Se abre el telón. Se escucha la afinación de una orquesta mientras unos grandes rótulos con el título del filme se sobreimpresionan al escenario que contemplamos en plano fijo. En él comparece Oblonsky (Matthew Macfadyen), que mientras es afeitado comenta pormenores caprichosos de un evento social inminente. Cuando la cámara siga sus pasos, y de forma harto chocante, le veremos abandonar ese escenario y avanzar entre bastidores para aparecer… en otro escenario distinto, que será otra dependencia de su casa u otro lugar… Sin duda que lo más llamativo de Anna Karenina, la adaptación firmada por Tom Stoppard y que Joe Wright materializa en imágenes, tiene que ver con esa planificación escénica de fuga abstracta y metanarrativa, que juega con la radicalización artificiosa del concepto de lugar escénico, haciendo que los personajes se relacionen casi siempre en un escenario literal, como si sus actos –en sociedad– estuvieran planificados de antemano por una suerte de demiurgo, la cámara observante, que sin ningún tapujo puede incluso mostrar el trajín de los tramoyistas que trabajan para modificar el tenor visual de ese escenario, o quizá intercambiar unos por otros o meticulosamente superponerlos ante los ojos del espectador.

 

Aunque sobre el papel dicha solución artificiosa, convertida en coda narrativa, presente una cierta paradoja conceptual con la naturaleza descriptivista, de vocación objetiva, del relato de partida (recordemos que Anna Karenina, escrita por Leon Tolstoi en 1877, está considerada, junto con Guerra y Paz, una de las cumbres del realismo literario del siglo XIX), se hace evidente que la intencionalidad de dicho recurso formal pasa por subrayar, por vía de una metonimia, la afectación e hipocresía que caracterizan el comportamiento social descrito, en este caso el de la aristocracia rusa de la segunda mitad del siglo XIX, la tramoya como constancia explícita de los juegos de las apariencias que eran convocados, como regla, en ese determinado statu quo socio-cultural.
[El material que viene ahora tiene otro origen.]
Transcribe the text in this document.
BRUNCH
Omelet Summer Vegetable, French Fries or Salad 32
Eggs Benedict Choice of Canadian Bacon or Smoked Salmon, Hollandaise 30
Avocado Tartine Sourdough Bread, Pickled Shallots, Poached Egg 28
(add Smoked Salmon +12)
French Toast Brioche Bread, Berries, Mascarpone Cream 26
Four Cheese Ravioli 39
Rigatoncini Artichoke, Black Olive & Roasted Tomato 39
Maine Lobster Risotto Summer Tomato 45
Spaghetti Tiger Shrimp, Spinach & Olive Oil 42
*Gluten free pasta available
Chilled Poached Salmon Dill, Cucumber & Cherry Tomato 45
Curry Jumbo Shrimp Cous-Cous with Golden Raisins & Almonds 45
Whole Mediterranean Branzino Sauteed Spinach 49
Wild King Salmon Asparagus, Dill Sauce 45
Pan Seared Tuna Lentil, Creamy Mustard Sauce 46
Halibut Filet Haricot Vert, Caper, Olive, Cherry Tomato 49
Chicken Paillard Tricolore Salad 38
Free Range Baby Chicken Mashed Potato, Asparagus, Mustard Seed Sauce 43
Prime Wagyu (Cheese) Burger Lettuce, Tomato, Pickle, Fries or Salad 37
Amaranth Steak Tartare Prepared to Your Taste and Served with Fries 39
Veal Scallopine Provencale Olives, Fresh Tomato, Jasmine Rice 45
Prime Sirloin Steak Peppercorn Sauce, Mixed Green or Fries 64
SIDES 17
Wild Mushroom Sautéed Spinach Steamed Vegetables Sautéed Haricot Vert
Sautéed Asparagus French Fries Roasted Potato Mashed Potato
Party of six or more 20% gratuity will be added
Pero estamos hablando de forma y de cine, así que quizá no baste con consignar lo casi obvio: la planificación del relato según esta peculiar lógica y estas no menos peculiares maneras visuales pueden tener de deliberado algo de sentido de lo epatante, pero funcionan de forma efectiva como mecanismo para comprimir (en el espacio, y con efectos en el tiempo) un relato tan voluminoso como el que nos ocupa, y que sirve asimismo para facilitar la identificación de lugares y situaciones, o incluso la compensación entre participantes en este un relato coral.

 

Joe Wright, qué duda cabe, es un cineasta ávido por expresarse de forma llamativa en imágenes. Peros sus filigranas visuales le han traicionado en diversas ocasiones, pues la causa manierista, como la que podemos denominar clasicista, tiene sus propias reglas pero siempre debe supeditarse a la ciencia del relato, algo que, por escapar de su cauce, hacía chirriar por momentos títulos como Orgullo y prejuicio (Pride & Prejudice, 2005) o Expiación (Atonement, 2007), en algunas de cuyas secuencias daba la sensación de que la ampulosidad de la planificación o determinadas elecciones/intenciones de los movimientos de cámara, dictaban esas reglas de un modo demasiado enfático; pero la sensación de artificiosidad, o incluso pretenciosidad, se desbocó indudablemente en las dos y fallidas películas que preceden a ésta en su filmografía, El solista (The Soloist, 2009) y Hanna (Id, 2011), cuyo catálogo conceptual y dramático era víctima fácil del propio exceso en los planteamientos. Con esta Anna Karenina, y sin modificar demasiado sus rasgos de estilo, pero volviendo a depender más de lo estrictamente cinematográfico que del montaje, Wright parece haber conseguido templar sus formas y nos entrega un relato compensado, probablemente más que los cuatro antecitados, y en el que, a pesar de la extravagancia que pueda suponer la mentada utilización del proscenio y los bastidores como referencia abstracta y posmoderna, termina funcionando como digna adaptación de la novela en que se basa.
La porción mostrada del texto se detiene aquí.